Specific Type: Wooden, Racer, Twister
La Ronde was a quiet Canadian park for its early years. Started at the World’s Fair in 1967, it didn’t make the international spotlight until 1985. It had been slowly building up to this for a while now, with a Vekoma corkscrew with bayerncurve (La Super Manege) in 1981 and Boomerang, a Vekoma Boomerang, in 1984. But the park’s revolution was not a Vekoma, but another type of coaster altogether.
In 1985, two big things happened. One was that a fireworks competition began, the most prestigious in the world, began. But the second was a very large wooden coaster known as Le Monstre, or The Monster.
It opened as and still is the largest two tracked wooden coaster in the world.
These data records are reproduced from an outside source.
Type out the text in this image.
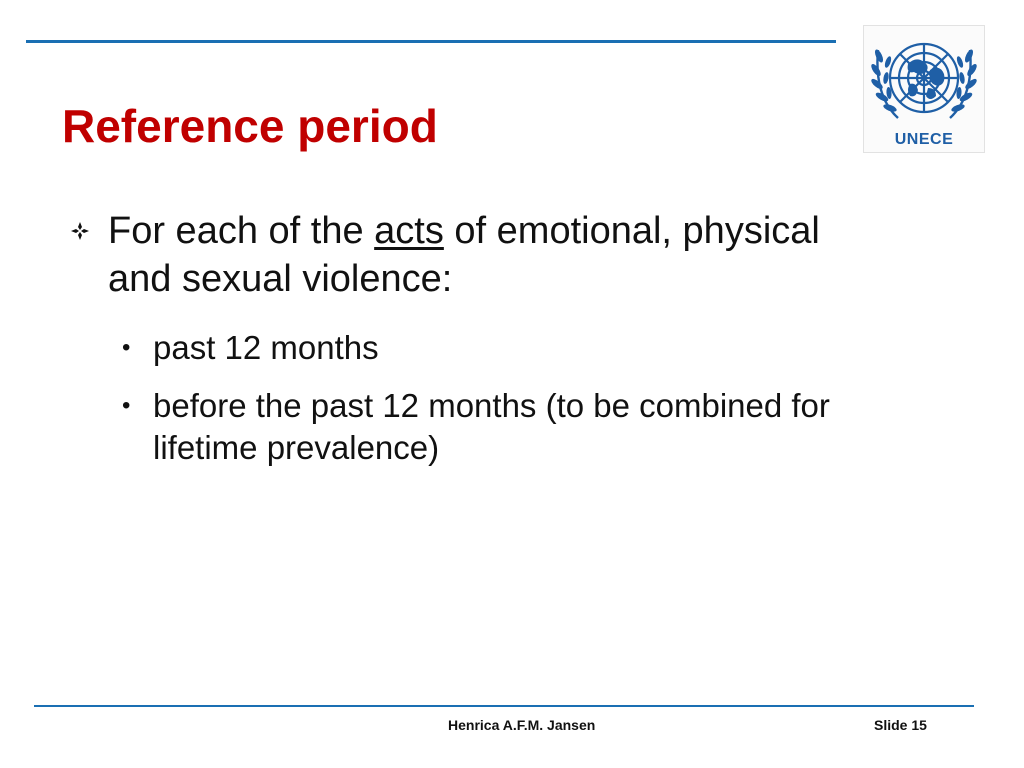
UNECE
Reference period
For each of the acts of emotional, physical and sexual violence:
• past 12 months
• before the past 12 months (to be combined for lifetime prevalence)
Henrica A.F.M. Jansen	Slide 15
Oddly enough, however, the second track actually opened a year after the first, as if one track wasn’t scary enough. It was designed by William Cobb, who had earlier designed Rolling Thunder at Six Flags Great Adventure, which shares several characteristics with this coaster.
There are two tracks- red train and blue train. The track takes it on a left turn leaving the station. It hits the lift, and climbs the nearly 131 foot lift hill. After cresting the hill, there is a surprisingly short drop for its height, only going about two-thirds of the way to the ground, but still hitting 60 miles per hour. It sharply turns to the right at the bottom, before both tracks then take a wide, tall left turn, providing nice views of the lake and the first crossover. With the red track now left of the blue track, the blue side dives back down underneath the red placing the red back on the blue’s right. Both sides dive down into the lift hill’s supports and undergoing some nice airtime hills.
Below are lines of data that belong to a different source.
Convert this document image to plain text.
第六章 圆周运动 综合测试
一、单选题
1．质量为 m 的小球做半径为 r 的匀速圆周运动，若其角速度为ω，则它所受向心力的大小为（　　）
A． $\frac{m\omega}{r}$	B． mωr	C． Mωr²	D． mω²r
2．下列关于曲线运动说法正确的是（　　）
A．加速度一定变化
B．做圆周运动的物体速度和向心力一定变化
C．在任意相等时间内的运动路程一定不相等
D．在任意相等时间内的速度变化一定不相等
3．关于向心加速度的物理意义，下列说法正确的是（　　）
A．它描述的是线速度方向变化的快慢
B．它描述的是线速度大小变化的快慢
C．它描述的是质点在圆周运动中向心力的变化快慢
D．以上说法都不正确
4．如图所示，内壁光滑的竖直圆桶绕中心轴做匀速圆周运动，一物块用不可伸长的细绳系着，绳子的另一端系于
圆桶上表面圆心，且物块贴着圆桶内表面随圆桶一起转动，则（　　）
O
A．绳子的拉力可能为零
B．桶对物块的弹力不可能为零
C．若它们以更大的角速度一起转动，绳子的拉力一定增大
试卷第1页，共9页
Then it really gets crazy. The tracks elevate for a left turn before circling back around into a helix. But with two tracks both occupying the helix space, it is a constant mess of track and supports, complete with bunny hops during the helix.
The ride bursts out of the turn, taking a right turn on a bunny hill, crossing under the tracks twice. Both tracks dive under the lift supports again before taking a long left hand turn underneath the original fan curve after the first drop. It pulls out of the turn and takes another right hand turn with some bunny hills before pulling into the break run.
La Ronde’s skyline was forever changed, and the ride still remain a stunning racing coaster. The tracks are never together, and one can get a completely different riding experience from either track. William Cobb did this several times, with the aforementioned Rolling Thunder. However, these were the only racing coasters Cobb built, though the idea is still alive with rides such as Lightning Racer and Joris en de Draak opening this decade. But the groundwork was laid in this coaster, that is still thrilling, after the 1985 fireworks competition, and the 2010 one.